その”訳”がどういうものなのかは分からないが、本人としても言いたくはないことだと思った俺は、考えないようにした。
もしその時が来れば、話してくれるだろうと信じて。










その後、シンクはダルキアン卿と共に、彼女以外には扱えない”神狼滅牙”と言う剣術を教わっていた。

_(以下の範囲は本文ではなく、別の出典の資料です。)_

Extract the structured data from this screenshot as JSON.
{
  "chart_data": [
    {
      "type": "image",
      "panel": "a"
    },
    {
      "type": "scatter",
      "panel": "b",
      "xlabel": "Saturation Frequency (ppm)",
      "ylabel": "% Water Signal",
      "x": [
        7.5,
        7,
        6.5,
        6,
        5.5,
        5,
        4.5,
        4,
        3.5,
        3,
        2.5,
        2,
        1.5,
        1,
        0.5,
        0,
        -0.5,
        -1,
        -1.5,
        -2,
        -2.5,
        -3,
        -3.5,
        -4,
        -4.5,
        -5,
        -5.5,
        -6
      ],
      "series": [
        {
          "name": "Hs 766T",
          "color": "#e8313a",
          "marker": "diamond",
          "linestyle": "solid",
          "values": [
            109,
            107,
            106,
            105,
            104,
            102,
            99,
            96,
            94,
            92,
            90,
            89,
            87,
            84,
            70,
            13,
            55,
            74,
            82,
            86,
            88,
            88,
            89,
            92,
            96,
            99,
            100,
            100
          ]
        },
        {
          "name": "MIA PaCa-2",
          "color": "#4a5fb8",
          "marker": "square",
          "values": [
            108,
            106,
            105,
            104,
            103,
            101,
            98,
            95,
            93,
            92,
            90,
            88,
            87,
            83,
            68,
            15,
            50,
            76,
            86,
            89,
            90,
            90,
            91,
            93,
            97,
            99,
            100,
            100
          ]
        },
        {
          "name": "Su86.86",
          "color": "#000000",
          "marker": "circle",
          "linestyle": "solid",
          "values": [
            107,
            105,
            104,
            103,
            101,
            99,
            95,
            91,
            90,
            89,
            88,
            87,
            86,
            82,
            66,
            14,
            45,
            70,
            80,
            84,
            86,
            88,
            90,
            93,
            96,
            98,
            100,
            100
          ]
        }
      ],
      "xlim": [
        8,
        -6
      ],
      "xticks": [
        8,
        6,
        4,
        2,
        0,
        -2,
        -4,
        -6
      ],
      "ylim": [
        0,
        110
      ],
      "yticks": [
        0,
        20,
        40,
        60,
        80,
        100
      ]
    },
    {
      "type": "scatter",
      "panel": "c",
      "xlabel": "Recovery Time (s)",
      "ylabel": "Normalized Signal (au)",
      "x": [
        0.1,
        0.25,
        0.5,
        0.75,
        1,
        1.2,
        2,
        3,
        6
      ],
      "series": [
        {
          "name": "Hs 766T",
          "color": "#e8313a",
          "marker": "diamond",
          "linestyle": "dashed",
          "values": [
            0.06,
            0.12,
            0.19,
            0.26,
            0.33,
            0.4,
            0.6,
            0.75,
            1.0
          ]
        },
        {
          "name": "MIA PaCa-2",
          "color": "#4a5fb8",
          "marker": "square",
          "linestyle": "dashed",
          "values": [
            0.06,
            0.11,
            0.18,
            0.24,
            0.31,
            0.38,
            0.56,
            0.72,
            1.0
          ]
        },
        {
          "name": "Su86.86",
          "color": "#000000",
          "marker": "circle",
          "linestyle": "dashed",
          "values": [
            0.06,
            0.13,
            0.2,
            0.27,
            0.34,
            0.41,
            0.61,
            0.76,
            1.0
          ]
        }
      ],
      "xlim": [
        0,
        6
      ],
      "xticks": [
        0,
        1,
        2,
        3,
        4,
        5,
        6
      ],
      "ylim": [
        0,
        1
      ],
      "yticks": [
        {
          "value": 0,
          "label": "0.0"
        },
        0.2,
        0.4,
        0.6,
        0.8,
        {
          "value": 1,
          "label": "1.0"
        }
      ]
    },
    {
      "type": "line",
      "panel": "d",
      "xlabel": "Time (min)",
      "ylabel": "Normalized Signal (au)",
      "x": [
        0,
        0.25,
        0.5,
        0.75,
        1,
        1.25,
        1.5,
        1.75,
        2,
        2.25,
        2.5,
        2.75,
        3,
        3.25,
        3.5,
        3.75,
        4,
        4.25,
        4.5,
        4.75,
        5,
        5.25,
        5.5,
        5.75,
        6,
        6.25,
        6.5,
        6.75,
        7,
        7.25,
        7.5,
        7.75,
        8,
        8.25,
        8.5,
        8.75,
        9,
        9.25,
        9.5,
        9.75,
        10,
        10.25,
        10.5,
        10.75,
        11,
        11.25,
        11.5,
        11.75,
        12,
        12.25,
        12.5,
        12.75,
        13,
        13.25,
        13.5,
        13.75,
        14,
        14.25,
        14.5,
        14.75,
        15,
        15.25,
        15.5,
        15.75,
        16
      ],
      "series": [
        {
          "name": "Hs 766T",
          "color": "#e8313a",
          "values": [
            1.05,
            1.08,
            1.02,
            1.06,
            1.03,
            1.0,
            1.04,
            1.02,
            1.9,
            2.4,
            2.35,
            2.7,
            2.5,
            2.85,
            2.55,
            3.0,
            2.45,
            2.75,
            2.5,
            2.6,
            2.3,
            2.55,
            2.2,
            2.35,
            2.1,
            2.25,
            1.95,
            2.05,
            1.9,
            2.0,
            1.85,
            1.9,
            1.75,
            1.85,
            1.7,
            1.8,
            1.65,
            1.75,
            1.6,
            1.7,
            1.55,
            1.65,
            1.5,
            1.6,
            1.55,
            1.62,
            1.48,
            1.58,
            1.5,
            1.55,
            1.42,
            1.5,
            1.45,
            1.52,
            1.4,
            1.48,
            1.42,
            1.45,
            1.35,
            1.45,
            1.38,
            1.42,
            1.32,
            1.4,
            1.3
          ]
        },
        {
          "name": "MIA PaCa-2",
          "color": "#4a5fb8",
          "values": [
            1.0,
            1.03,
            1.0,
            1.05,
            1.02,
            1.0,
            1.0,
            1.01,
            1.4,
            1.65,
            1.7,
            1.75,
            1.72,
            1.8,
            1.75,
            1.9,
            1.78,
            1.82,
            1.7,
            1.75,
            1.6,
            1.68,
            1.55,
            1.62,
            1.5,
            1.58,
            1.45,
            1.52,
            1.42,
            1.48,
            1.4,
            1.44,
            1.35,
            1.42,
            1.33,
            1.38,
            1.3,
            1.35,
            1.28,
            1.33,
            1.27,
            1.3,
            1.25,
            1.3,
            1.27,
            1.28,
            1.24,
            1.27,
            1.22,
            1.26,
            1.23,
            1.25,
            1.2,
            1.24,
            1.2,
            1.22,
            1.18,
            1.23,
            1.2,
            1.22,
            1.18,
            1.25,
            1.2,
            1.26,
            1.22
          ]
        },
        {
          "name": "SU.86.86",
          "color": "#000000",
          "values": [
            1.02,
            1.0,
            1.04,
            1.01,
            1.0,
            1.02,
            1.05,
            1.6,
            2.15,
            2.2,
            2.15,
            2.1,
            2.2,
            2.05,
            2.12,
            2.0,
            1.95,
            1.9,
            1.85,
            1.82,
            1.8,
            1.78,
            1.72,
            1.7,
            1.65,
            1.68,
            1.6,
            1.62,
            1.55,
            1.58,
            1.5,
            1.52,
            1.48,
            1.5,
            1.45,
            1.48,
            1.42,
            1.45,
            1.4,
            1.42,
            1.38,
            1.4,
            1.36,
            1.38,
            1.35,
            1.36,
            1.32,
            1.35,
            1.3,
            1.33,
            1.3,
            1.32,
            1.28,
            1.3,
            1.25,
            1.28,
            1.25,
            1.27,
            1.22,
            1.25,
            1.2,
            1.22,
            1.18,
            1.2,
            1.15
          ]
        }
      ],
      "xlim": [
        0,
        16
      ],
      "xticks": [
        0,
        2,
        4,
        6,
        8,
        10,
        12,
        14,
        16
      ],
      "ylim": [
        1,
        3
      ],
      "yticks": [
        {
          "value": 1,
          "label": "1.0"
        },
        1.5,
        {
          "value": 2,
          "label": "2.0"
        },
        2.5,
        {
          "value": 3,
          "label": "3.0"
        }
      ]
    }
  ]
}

「それにしても、ユキカゼが土地神か………まんまと騙されたものだ」
「あはは……申し訳ないでござるよ」

俺の皮肉交じりの言葉に、ユキカゼは苦笑しながら謝ってきた。

「まあ、俺もそうだけどな」
「ふぇ?」

俺の呟きに反応したユキカゼが、首を横に傾けた。
その姿に一瞬胸が高鳴ったのを俺は感じた。

「俺もユキカゼと同じような存在だ」
「……………」
「ユキカゼ?」

俺の言葉にいつまでたってもリアクションが帰ってこないのをおかしいと思った俺は隣を見た。

「きゅぅ~」
「ゆ、ユキカゼ!?」

そこには頭から煙を出しているユキカゼの姿があった。
どうやらそれほどまでに俺の正体が、衝撃的だったようだ。
その後、技の練習を終えた二人は気絶しているユキカゼを見て違った反応をした。
シンクはとにかく慌てて。
ダルキアンは「おやおや、大変でござるな。これは」と言いながらユキカゼを屋敷の中へと運んで行った。
その後戻ってきたダルキアンに、「ユキカゼは疲れて寝ているだけでござる。心配しなくても大丈夫でござるよ」と言われ、シンクは安心した様子で帰って行った。
だが、それが本当でないことは分かっていた。
俺を見るダルキアンの目が「後で話てもらうでござるよ」と告げていたからだ。










夜、夕食を終えた俺は正座でダルキアン達と対峙していた。

「それで、話してくれるでござるか? ユキカゼに話したことを」
「ああ」

ダルキアンの言葉に頷いて、俺は自分のことを話した。
俺が世界の意志の神であることを。
二人の表情は最初は驚いた様子だったが、次第に納得したものへと変わっていた。

「ふむ、渉殿の今までの技を見ていれば、それも頷けるでござる」
「まさか拙者の上位の存在だったとは……驚きでござる」

それぞれ違うが、二人はうんうんと頷いていた。

「二人は、世界の意志の俺に幻滅したりとかしないのか?」
「「しないでござる」」

俺の問いかけに、二人は同時に答えた。

「渉殿がどんな存在であっても、拙者は渉殿の事が好きでござる」
「拙者もでござるよ!」
「ユキカゼ……ダルキアン」

二人の言葉が、俺にはとてもうれしかった。

「あ」
「わ、渉殿ッ!?」

だから俺は二人を抱きしめた。

「ありがとう」

そして俺はお礼を言いながら、二人の唇に自身の唇を合わせるのであった。
そしてまた1日が終わりを迎える。